Uncle Bia Hoi, based in the Brisbane suburb of Newfarm, previously traded under the name “Uncle Ho”, which was a reference to former Vietnamese communist leader Ho Chi Minh.
The name “Uncle Ho” sparked anger among some members of the local Vietnamese community, with a peaceful protest held over the weekend.
One person who took part in the protest, Phoung Nguyen, told the ABC the restaurant’s name reminded people of the communist takeover of Saigon and was offensive to people whose relatives were tortured and had to flee their homes.
“For Vietnamese, especially from the south who risked their lives and ran away from their country by boat in 70s and 80s, we hate that name,” Nguyen said.
“We settled in Australia [to] live in peace and enjoy the freedom, democracy and hard work in a country which opened its arms to use. We are incensed.”
Yesterday, restaurant owner Anna Demirbek took to Instagram to defend her business, claiming she had received death threats over the controversial name.

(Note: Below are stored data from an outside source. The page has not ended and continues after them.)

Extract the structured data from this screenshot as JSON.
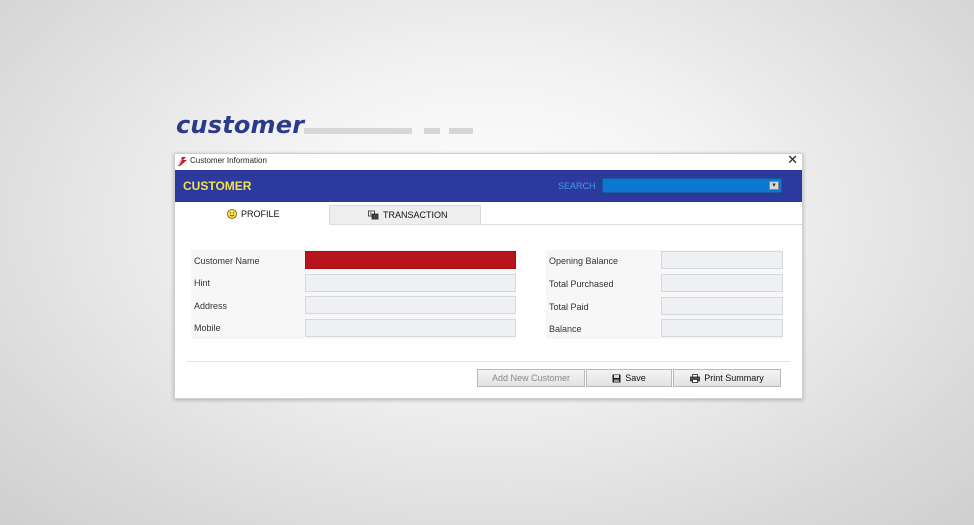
{
  "hero": {
    "title": "customer"
  },
  "window": {
    "title": "Customer Information",
    "close_glyph": "✕",
    "header_title": "CUSTOMER",
    "search": {
      "label": "SEARCH",
      "value": "",
      "arrow": "▾"
    }
  },
  "tabs": [
    {
      "label": "PROFILE",
      "icon": "smiley-icon",
      "active": true
    },
    {
      "label": "TRANSACTION",
      "icon": "money-transfer-icon",
      "active": false
    }
  ],
  "profile": {
    "left_fields": [
      {
        "label": "Customer Name",
        "value": "",
        "color": "#b8141b"
      },
      {
        "label": "Hint",
        "value": ""
      },
      {
        "label": "Address",
        "value": ""
      },
      {
        "label": "Mobile",
        "value": ""
      }
    ],
    "right_fields": [
      {
        "label": "Opening Balance",
        "value": ""
      },
      {
        "label": "Total Purchased",
        "value": ""
      },
      {
        "label": "Total Paid",
        "value": ""
      },
      {
        "label": "Balance",
        "value": ""
      }
    ]
  },
  "buttons": {
    "add_new": "Add New Customer",
    "save": "Save",
    "print": "Print Summary"
  },
  "colors": {
    "header_band": "#2b3a9c",
    "header_title": "#f4e24d",
    "search_box": "#0a78d0",
    "hero_title": "#2c3a8c"
  }
}
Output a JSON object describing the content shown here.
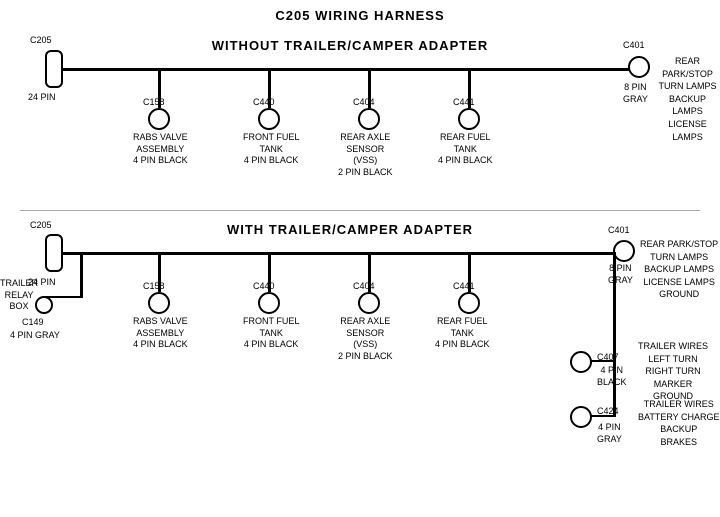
{
  "title": "C205 WIRING HARNESS",
  "section1": {
    "label": "WITHOUT TRAILER/CAMPER ADAPTER",
    "left_connector": {
      "id": "C205",
      "pin": "24 PIN"
    },
    "right_connector": {
      "id": "C401",
      "pin": "8 PIN",
      "color": "GRAY",
      "desc": "REAR PARK/STOP\nTURN LAMPS\nBACKUP LAMPS\nLICENSE LAMPS"
    },
    "connectors": [
      {
        "id": "C158",
        "desc": "RABS VALVE\nASSEMBLY\n4 PIN BLACK"
      },
      {
        "id": "C440",
        "desc": "FRONT FUEL\nTANK\n4 PIN BLACK"
      },
      {
        "id": "C404",
        "desc": "REAR AXLE\nSENSOR\n(VSS)\n2 PIN BLACK"
      },
      {
        "id": "C441",
        "desc": "REAR FUEL\nTANK\n4 PIN BLACK"
      }
    ]
  },
  "section2": {
    "label": "WITH TRAILER/CAMPER ADAPTER",
    "left_connector": {
      "id": "C205",
      "pin": "24 PIN"
    },
    "right_connector": {
      "id": "C401",
      "pin": "8 PIN",
      "color": "GRAY",
      "desc": "REAR PARK/STOP\nTURN LAMPS\nBACKUP LAMPS\nLICENSE LAMPS\nGROUND"
    },
    "extra_left": {
      "label": "TRAILER\nRELAY\nBOX",
      "id": "C149",
      "pin": "4 PIN GRAY"
    },
    "connectors": [
      {
        "id": "C158",
        "desc": "RABS VALVE\nASSEMBLY\n4 PIN BLACK"
      },
      {
        "id": "C440",
        "desc": "FRONT FUEL\nTANK\n4 PIN BLACK"
      },
      {
        "id": "C404",
        "desc": "REAR AXLE\nSENSOR\n(VSS)\n2 PIN BLACK"
      },
      {
        "id": "C441",
        "desc": "REAR FUEL\nTANK\n4 PIN BLACK"
      }
    ],
    "right_connectors": [
      {
        "id": "C407",
        "pin": "4 PIN\nBLACK",
        "desc": "TRAILER WIRES\nLEFT TURN\nRIGHT TURN\nMARKER\nGROUND"
      },
      {
        "id": "C424",
        "pin": "4 PIN\nGRAY",
        "desc": "TRAILER WIRES\nBATTERY CHARGE\nBACKUP\nBRAKES"
      }
    ]
  }
}
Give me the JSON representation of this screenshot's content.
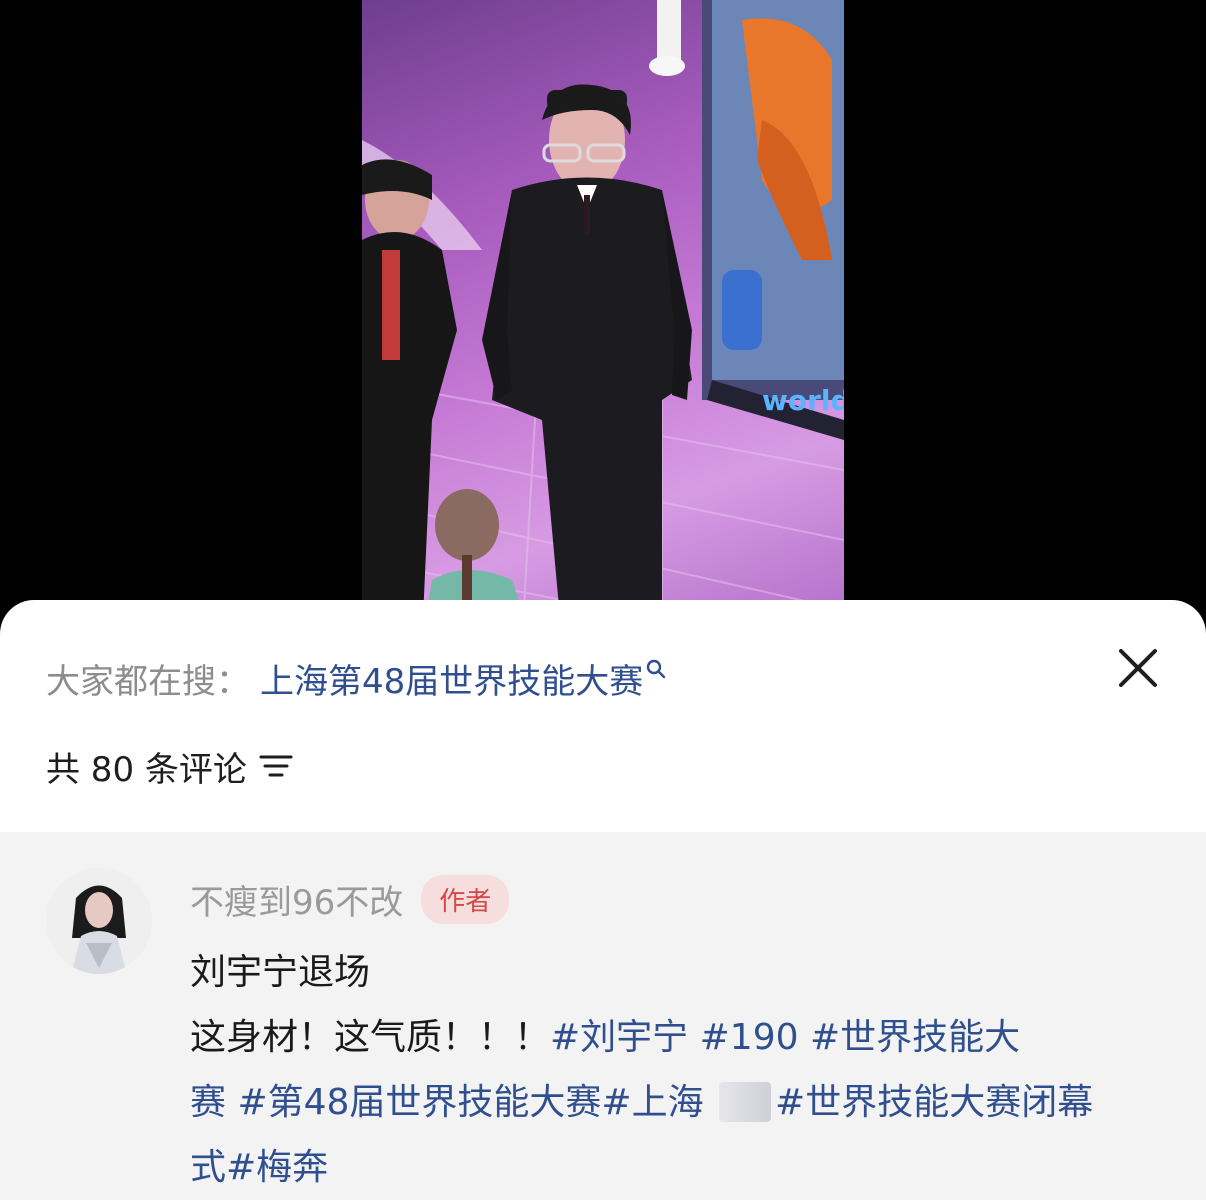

“We are not a communist money laundering operation set up by Vietnamese accountants, as one agitator has suggested,” Demirbek wrote.
“We have no position on the political or historical landscape of Vietnam. We do, however, celebrate the Bia Hoi [Vietnamese beer] which emanated from the north of Vietnam.”
However, the restaurant’s name has since been changed to Uncle Bia Hoi, with the business’s Instagram and Facebook accounts now reflecting this.
SmartCompany contacted Uncle Bia Ho for comment but did not receive a response prior to publication.